Sporen van lesbisch leven in het verleden zijn moeilijk te vinden. Vrouwen zijn zelden veroordeeld vanwege sodomie, hoewel die ‘misdaad’ ook seks tussen vrouwen omvatte. In de praktijk werden vooral mannen vervolgd, maar in de jaren 1790 zijn in Amsterdam dertien vrouwen veroordeeld vanwege ‘onnatuurlyke vuyle verrichtingen’.

Een extra complicatie is dat de labels lesbisch en homoseksueel pas in de 19e eeuw zijn uitgevonden. Veel historici vragen zich daarom af of het wel mogelijk en wenselijk is om die etiketten te plakken op mensen uit een verder verleden, zoals Petronella Moens. Zij onderhield tijdens haar leven diepe vriendschappen met vrouwen, maar kunnen of mogen we die lesbisch of queer noemen? Die vraag zal wel nooit beantwoord kunnen worden, maar het is duidelijk dat Petronella ‘anders’ was.

 

Jeugd

Petronella Moens werd op 16 november 1762 geboren in Kubaard bij Bolsward, als tweede dochter van Maria Lyklama à Nijholt en de hervormde dominee Petrus Moens. In 1764 werd vader Moens beroepen in Aardenburg en verhuisde het gezin naar dit stadje in Zeeuws-Vlaanderen.

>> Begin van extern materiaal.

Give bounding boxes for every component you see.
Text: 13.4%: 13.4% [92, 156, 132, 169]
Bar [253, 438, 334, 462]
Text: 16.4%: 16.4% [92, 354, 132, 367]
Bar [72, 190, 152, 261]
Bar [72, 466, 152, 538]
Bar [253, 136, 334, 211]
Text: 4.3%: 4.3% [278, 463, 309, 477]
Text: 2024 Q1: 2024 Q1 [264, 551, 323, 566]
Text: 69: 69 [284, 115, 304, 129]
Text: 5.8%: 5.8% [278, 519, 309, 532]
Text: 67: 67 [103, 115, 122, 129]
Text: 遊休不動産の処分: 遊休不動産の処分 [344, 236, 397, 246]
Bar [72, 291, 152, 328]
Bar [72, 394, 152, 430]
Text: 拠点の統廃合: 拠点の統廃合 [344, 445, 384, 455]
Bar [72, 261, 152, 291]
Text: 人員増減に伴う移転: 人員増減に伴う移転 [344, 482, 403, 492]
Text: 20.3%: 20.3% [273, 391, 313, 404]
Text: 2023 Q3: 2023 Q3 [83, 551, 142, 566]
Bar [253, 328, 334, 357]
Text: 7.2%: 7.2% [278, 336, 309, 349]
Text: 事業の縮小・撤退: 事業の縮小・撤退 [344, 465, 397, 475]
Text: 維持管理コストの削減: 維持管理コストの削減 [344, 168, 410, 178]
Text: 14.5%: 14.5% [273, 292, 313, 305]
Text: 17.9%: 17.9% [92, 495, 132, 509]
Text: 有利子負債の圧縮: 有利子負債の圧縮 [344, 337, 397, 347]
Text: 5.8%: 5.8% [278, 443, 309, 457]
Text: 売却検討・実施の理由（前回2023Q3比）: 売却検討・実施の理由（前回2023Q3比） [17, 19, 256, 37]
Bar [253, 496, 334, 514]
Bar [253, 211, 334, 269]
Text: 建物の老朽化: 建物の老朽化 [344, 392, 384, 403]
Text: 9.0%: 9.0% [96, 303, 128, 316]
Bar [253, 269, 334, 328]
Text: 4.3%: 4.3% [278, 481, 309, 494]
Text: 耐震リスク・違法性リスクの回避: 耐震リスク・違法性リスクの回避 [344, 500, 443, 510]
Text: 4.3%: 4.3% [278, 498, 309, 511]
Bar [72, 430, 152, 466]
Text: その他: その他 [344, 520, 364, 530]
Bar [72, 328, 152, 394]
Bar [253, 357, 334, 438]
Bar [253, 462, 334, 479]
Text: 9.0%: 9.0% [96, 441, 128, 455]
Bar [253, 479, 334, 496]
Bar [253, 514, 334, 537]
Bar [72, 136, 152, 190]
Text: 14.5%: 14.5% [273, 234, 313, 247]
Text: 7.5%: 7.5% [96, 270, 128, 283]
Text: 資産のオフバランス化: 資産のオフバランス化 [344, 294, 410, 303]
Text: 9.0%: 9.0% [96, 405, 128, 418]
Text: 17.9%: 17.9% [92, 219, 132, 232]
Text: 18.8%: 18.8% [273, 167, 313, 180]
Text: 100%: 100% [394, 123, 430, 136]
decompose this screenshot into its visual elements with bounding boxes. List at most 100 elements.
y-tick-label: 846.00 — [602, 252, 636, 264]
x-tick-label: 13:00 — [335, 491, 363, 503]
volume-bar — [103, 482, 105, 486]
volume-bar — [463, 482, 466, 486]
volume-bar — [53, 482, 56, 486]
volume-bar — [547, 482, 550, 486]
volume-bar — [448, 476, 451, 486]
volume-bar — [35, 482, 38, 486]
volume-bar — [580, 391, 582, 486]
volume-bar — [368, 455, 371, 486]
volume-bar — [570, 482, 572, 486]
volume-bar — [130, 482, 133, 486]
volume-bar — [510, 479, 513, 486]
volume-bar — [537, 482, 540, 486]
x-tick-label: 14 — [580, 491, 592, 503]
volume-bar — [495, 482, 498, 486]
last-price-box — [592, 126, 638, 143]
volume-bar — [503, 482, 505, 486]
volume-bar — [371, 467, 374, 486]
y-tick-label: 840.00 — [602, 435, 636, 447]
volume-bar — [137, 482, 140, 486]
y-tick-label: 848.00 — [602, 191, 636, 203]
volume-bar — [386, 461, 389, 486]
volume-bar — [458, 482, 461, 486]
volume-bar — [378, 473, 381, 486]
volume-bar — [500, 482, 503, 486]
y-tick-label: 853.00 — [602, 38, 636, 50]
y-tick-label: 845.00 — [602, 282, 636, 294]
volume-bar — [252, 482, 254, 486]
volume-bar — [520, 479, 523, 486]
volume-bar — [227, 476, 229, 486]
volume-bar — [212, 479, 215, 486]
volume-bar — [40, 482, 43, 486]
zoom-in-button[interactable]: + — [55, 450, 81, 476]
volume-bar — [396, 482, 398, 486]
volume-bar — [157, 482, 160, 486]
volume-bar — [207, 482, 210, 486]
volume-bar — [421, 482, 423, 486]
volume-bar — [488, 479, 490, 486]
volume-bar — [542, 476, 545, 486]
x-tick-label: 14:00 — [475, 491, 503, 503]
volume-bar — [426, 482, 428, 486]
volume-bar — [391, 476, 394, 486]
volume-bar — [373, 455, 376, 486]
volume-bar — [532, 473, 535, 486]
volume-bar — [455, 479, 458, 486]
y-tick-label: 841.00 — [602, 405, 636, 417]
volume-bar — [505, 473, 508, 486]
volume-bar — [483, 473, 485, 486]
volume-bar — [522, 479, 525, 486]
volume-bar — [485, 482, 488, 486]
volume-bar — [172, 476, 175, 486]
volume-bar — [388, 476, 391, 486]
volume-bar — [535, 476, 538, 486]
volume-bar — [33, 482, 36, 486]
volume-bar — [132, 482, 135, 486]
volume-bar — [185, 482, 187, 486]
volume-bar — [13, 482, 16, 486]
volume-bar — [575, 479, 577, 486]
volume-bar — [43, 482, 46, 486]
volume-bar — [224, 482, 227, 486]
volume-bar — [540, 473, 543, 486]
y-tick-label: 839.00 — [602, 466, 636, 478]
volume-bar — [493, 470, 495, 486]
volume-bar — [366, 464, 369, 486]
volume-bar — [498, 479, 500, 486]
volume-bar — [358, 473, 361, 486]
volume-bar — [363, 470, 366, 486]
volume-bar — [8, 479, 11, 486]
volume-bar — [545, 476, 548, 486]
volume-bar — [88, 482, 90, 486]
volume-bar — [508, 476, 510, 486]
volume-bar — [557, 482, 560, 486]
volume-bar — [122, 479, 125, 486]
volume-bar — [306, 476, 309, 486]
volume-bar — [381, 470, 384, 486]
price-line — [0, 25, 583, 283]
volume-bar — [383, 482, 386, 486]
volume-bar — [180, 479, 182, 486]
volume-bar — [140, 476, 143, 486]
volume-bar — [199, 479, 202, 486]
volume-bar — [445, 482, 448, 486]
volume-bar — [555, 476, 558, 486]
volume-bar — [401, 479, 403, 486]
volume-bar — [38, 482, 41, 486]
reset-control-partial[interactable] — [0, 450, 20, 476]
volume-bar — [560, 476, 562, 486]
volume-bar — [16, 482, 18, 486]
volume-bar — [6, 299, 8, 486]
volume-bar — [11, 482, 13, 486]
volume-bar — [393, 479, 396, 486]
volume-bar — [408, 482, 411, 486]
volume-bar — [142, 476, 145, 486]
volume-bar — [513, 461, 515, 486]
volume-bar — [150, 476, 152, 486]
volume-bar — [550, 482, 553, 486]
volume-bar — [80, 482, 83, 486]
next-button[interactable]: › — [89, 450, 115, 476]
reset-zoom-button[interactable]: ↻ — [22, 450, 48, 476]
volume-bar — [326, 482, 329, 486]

Toen Petronella 4 jaar was, stierf haar moeder in het kraambed. Baby Baukje Maria bleef leven, maar niet veel later kreeg Petronella pokken en werd zij vrijwel blind. Desondanks leerde ze schrijven. Haar vader schreef de letters in haar hand, waarna Petronella de lettervormen oefende met spelden op een kussen.

Vader Moens was een kind van de Verlichting. In Aardenburg was hij betrokken bij een lokale voorloper van de in 1784 opgerichte Maatschappij tot Nut van ’t Algemeen. Zelf had Moens een uitgebreide bibliotheek waaruit Petronella werd voorgelezen. Zo maakte zij kennis met de werken van kerkvaders, klassiekers uit de Nederlandse literatuur en eigentijdse schrijvers, zoals Aagje Deken en Betje Wolff – ook wel bekend als ‘Beemster Sappho’.

 

Schrijfster

Als tiener schreef Petronella haar eerste gedichten die werden uitgeschreven door haar vader of haar zussen. In 1785, toen ze 23 jaar was, won ze de gouden medaille van een Amsterdams Dicht- en Letterlievend Genootschap voor haar gedicht ‘De waare Christen’.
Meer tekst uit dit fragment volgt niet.